Les informations diffusées font partie d’un plan général qui prévoit d’alimenter la résistance populaire qui s’oppose à la présence américaine, et de soutenir les mouvements pour attaquer les troupes stationnées dans le nord de la Syrie. Un autre rapport de renseignement datant de janvier avait déjà révélé un accord signé en novembre 2022 par de hauts responsables russes, iraniens et syriens pour la création d’un « centre de coordination » pour diriger cette campagne. Si la volonté russe d’expulser les États-Unis de Syrie était déjà connue, la création d’un centre de coordination conjoint est nouvelle. On peut émettre l’hypothèse que les Russes et les Iraniens s’attendent à ce qu’en cas de succès militaires contre les Américains, ils soient en mesure de maîtriser l’escalade qui s’en suivrait, puisque le Pentagone limiterait probablement les représailles à des attaques directes contre des cibles à l’intérieur de la Syrie. En effet, cela a été la réponse standard sous les administrations Trump et Biden.

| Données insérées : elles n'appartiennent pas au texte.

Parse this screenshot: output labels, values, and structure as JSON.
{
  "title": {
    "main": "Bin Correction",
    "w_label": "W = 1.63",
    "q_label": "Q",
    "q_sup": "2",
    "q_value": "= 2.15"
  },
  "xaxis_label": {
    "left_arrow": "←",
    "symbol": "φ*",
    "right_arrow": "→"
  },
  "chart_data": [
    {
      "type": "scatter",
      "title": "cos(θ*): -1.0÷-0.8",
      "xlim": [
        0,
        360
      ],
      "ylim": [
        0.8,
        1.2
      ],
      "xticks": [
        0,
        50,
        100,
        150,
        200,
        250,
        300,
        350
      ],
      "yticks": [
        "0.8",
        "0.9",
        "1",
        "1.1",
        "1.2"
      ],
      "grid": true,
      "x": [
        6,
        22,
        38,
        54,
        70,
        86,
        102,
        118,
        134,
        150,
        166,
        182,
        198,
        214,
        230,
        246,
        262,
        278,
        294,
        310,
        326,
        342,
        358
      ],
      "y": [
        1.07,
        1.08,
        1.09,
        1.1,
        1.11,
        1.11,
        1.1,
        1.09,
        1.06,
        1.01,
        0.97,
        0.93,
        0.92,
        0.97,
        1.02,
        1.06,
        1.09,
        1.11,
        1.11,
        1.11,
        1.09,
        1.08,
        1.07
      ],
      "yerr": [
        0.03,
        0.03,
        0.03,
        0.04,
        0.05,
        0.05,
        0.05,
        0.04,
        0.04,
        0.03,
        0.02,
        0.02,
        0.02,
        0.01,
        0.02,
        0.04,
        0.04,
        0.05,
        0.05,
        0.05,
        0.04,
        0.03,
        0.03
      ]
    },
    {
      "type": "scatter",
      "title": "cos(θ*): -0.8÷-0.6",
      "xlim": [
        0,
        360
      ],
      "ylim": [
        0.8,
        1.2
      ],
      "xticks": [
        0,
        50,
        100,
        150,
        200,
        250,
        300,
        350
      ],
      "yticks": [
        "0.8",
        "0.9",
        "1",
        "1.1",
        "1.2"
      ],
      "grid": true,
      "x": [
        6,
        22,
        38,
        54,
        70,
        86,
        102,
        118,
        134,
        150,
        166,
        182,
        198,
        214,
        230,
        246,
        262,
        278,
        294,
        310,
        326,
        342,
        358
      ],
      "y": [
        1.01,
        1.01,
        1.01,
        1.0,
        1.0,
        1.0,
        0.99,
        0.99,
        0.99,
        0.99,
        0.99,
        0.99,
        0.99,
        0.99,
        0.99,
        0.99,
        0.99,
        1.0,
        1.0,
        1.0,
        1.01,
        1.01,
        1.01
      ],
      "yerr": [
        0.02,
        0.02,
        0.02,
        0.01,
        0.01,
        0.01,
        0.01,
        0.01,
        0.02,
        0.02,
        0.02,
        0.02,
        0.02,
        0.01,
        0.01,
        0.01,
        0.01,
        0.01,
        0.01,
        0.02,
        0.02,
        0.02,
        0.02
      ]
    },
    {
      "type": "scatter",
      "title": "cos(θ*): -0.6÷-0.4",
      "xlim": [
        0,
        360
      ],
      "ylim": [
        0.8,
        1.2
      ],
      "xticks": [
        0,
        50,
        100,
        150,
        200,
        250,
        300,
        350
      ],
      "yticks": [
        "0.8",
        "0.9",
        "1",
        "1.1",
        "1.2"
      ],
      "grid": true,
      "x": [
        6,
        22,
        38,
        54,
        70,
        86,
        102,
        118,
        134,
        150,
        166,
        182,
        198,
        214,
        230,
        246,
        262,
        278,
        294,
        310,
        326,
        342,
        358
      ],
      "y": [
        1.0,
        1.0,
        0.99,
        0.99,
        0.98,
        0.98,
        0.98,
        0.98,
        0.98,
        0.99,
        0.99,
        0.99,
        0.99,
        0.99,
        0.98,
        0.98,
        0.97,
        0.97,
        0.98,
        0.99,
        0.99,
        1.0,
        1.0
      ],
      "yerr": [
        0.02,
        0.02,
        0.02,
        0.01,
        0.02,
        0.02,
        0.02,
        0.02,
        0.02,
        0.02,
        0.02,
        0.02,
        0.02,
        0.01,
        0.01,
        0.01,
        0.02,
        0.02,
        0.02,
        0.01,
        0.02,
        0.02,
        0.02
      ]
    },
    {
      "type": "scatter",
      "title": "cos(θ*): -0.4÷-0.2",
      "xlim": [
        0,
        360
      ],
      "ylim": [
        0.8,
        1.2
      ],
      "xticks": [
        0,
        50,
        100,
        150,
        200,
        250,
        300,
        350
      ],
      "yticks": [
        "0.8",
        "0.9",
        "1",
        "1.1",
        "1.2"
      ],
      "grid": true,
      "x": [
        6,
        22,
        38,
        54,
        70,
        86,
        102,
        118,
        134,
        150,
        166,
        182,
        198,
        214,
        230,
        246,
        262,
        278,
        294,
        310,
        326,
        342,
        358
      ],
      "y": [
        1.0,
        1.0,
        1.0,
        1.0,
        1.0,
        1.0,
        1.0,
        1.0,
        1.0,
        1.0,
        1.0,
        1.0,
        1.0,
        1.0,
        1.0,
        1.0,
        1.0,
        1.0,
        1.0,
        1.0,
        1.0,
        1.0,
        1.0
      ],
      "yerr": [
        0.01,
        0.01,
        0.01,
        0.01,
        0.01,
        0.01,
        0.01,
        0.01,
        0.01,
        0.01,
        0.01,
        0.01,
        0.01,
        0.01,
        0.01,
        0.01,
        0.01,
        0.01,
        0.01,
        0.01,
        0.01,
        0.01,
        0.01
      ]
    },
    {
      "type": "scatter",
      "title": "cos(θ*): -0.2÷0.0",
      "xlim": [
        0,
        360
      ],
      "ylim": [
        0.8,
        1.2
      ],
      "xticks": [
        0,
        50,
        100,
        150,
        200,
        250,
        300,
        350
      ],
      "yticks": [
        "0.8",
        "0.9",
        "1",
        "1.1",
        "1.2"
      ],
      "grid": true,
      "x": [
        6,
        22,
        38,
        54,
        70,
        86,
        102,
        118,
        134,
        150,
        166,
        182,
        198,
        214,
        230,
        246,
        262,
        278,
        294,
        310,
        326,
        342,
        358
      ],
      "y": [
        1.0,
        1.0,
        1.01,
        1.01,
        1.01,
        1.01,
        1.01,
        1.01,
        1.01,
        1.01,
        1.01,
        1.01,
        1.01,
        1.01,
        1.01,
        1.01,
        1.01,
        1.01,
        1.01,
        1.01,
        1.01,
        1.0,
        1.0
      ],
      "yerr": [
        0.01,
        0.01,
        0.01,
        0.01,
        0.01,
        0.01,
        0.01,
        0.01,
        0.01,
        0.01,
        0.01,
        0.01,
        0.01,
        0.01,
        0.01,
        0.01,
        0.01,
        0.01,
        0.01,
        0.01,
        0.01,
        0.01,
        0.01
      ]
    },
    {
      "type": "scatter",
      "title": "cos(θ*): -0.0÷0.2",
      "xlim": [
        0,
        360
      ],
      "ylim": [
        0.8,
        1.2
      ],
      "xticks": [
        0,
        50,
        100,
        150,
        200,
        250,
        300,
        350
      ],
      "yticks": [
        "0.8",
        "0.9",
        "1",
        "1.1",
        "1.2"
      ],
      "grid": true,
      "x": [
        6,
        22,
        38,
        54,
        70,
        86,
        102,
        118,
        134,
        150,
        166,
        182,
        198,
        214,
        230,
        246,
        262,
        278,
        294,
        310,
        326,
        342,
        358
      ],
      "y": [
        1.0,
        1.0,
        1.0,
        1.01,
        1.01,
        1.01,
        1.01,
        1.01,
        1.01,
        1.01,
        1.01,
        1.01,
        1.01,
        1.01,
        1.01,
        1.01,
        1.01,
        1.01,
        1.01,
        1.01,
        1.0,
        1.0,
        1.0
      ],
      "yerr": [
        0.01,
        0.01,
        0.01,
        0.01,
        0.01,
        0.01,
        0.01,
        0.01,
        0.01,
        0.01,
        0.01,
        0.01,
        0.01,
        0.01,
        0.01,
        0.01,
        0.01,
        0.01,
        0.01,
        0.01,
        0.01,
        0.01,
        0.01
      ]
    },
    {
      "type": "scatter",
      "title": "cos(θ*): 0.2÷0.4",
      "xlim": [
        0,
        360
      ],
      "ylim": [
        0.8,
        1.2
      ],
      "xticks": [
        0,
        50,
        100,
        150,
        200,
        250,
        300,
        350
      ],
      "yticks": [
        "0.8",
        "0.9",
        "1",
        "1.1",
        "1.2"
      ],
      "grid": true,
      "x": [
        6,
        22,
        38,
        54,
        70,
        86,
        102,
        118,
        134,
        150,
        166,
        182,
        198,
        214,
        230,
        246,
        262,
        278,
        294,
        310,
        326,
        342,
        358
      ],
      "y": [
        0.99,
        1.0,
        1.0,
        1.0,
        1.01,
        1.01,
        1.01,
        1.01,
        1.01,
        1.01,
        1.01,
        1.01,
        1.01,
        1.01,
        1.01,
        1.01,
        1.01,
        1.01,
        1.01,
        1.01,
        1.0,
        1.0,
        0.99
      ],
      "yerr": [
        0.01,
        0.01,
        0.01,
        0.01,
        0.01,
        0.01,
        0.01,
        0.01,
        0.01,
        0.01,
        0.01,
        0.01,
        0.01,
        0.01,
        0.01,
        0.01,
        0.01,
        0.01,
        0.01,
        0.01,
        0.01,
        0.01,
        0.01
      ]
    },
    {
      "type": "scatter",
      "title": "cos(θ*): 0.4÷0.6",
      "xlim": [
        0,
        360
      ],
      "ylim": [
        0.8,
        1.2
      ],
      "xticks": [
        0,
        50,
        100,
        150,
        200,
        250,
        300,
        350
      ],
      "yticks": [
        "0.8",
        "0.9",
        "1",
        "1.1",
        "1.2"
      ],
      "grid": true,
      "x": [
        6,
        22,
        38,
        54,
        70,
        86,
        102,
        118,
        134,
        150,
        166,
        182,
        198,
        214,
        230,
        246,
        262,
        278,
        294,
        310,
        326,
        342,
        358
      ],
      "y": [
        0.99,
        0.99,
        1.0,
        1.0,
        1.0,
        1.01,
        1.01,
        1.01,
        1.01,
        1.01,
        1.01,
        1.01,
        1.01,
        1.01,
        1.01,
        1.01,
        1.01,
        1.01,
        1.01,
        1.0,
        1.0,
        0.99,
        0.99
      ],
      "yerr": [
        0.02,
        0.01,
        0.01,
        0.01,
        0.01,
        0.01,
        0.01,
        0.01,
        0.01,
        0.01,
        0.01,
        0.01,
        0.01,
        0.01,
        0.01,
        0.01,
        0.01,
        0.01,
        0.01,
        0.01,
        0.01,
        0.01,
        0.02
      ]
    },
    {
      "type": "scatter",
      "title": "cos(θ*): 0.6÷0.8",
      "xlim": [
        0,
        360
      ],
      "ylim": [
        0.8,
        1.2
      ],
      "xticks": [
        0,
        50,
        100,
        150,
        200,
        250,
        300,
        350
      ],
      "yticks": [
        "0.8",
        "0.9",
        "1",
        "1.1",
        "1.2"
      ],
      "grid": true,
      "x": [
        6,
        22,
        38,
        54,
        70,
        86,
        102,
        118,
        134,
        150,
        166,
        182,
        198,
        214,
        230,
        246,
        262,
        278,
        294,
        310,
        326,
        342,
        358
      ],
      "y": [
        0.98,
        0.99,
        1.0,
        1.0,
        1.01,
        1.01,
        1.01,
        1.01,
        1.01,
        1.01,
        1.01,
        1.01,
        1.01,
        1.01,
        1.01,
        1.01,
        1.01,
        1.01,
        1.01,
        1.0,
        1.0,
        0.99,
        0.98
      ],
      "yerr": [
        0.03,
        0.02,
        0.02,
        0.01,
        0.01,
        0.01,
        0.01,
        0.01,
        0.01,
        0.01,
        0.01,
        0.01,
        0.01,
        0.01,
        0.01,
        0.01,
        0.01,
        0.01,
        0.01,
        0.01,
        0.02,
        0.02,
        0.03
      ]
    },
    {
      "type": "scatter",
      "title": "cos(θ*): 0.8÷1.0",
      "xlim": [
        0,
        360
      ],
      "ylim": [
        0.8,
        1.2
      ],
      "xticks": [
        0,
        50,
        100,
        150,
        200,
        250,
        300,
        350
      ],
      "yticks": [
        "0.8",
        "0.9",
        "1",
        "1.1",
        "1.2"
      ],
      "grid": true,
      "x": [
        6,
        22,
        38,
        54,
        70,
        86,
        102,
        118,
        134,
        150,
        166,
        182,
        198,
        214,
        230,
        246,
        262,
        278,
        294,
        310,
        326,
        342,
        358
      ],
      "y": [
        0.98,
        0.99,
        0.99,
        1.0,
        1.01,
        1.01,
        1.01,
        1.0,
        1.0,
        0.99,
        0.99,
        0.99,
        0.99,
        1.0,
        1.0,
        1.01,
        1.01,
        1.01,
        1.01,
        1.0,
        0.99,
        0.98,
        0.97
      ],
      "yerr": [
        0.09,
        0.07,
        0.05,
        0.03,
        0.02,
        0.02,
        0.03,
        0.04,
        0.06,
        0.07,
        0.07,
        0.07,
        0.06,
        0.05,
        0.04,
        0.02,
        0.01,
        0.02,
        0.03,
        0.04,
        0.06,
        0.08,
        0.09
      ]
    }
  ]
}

De nouveaux scénarios s’ouvrent

Cependant, il convient de garder à l’esprit qu’avec l’invasion de l’Ukraine par la Russie et l’effondrement du JCPOA (l’accord sur le nucléaire iranien de 2015), la situation est devenue beaucoup plus volatile et le comportement de Téhéran encore plus imprévisible. Dans le même temps, les politiques américaines sont affectées par la nécessité de ne pas donner l’impression de reculer devant Moscou. Il est donc irréaliste d’imaginer que le schéma respecté jusqu’à présent dans les recrudescences périodiques du conflit en Syrie se déroulera dans la nouvelle phase que pourraient inaugurer les EFP et le Centre conjoint de communication.